Three old streams bring one sparkling new attraction to Salt Lake City’s west side

Authored by Brian Maffly

Source: Salt Lake Tribune

An article detailing the Three Creeks Confluence—an effort to uncover Red Butte, Emigration, and Parleys Creeks where they flow into the Jordan River in Salt Lake City, UT—and the larger stream daylighting initiative in the Salt Lake Valley and beyond.

 

Three Creeks Confluence Park showcases Red Butte, Emigration and Parleys waterways near the Jordan River Parkway Trail.

Snaking through Salt Lake City are several creeks, funneling alpine snowmelt from the Wasatch Mountains to the Jordan River. But they are creeks mostly in name only, confined to buried culverts for much of their courses through Utah’s most densely built urban environments.

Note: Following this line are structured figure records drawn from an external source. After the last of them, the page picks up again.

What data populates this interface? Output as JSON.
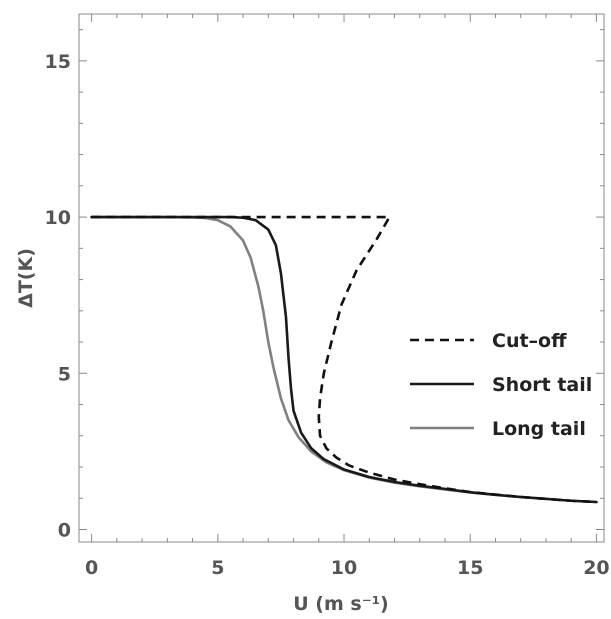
{
  "chart_data": {
    "type": "line",
    "xlabel": "U (m s⁻¹)",
    "ylabel": "ΔT(K)",
    "xlim": [
      -0.5,
      20.3
    ],
    "ylim": [
      -0.4,
      16.5
    ],
    "x_ticks": [
      "0",
      "5",
      "10",
      "15",
      "20"
    ],
    "y_ticks": [
      "0",
      "5",
      "10",
      "15"
    ],
    "grid": false,
    "legend_position": "right",
    "series": [
      {
        "name": "Cut–off",
        "color": "#111111",
        "dash": "dashed",
        "x": [
          0,
          4,
          5,
          6,
          7,
          8,
          9,
          10,
          11,
          11.8,
          11.3,
          10.5,
          9.9,
          9.5,
          9.2,
          9.05,
          9.0,
          9.05,
          9.3,
          9.7,
          10.2,
          11,
          12,
          13,
          14,
          15,
          16,
          17,
          18,
          19,
          20
        ],
        "y": [
          10,
          10,
          10,
          10,
          10,
          10,
          10,
          10,
          10,
          10,
          9.3,
          8.3,
          7.2,
          6.0,
          5.0,
          4.2,
          3.6,
          3.0,
          2.6,
          2.3,
          2.05,
          1.82,
          1.6,
          1.45,
          1.32,
          1.2,
          1.12,
          1.04,
          0.98,
          0.92,
          0.88
        ]
      },
      {
        "name": "Short tail",
        "color": "#1a1a1a",
        "dash": "solid",
        "x": [
          0,
          4,
          5,
          5.5,
          6,
          6.5,
          7,
          7.3,
          7.5,
          7.7,
          7.8,
          7.9,
          8.0,
          8.3,
          8.7,
          9.2,
          10,
          11,
          12,
          13,
          14,
          15,
          16,
          17,
          18,
          19,
          20
        ],
        "y": [
          10,
          10,
          10,
          10,
          9.98,
          9.9,
          9.6,
          9.1,
          8.2,
          6.8,
          5.5,
          4.5,
          3.8,
          3.1,
          2.6,
          2.25,
          1.92,
          1.68,
          1.52,
          1.4,
          1.3,
          1.19,
          1.11,
          1.04,
          0.98,
          0.92,
          0.88
        ]
      },
      {
        "name": "Long tail",
        "color": "#808080",
        "dash": "solid",
        "x": [
          0,
          3,
          4,
          4.5,
          5,
          5.5,
          6,
          6.3,
          6.6,
          6.8,
          7.0,
          7.2,
          7.5,
          7.8,
          8.2,
          8.7,
          9.3,
          10,
          11,
          12,
          13,
          14,
          15,
          16,
          17,
          18,
          19,
          20
        ],
        "y": [
          10,
          10,
          9.99,
          9.97,
          9.9,
          9.7,
          9.25,
          8.7,
          7.8,
          7.0,
          6.0,
          5.2,
          4.2,
          3.5,
          2.95,
          2.5,
          2.15,
          1.9,
          1.66,
          1.5,
          1.38,
          1.28,
          1.19,
          1.11,
          1.04,
          0.98,
          0.92,
          0.88
        ]
      }
    ]
  }
}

Now a combined portion of Red Butte, Emigration and Parleys creeks are exposed to daylight where a future park along the Jordan is taking final shape in the Glendale neighborhood. Called Three Creeks Confluence, the future park is to be integrated into the Jordan River Parkway Trail near 900 West just north of 1300 South.

Until six months ago the site was a parking lot and burned residence, but soon it will be a community focal point where residents can enjoy the river flowing through the city, according to Brian Tonetti, executive director of the Seven Canyons Trust.

Tonetti founded the nonprofit a few years ago to develop a vision for restoring the seven Jordan River tributaries running through the Salt Lake Valley. Planned in partnership with Salt Lake City’s parks and public lands division, the new $3 million city-funded project is the trust’s first major effort to “daylight” a stream.

“There’s so much that you can do with a daylighting project,” Tonetti said during a recent visit to Three Creeks construction site, “from improving water quality, providing recreational opportunities, like fishing, boating, especially along the Jordan River and the connection there, [to] increased economic development around these projects, creating more livable cities.”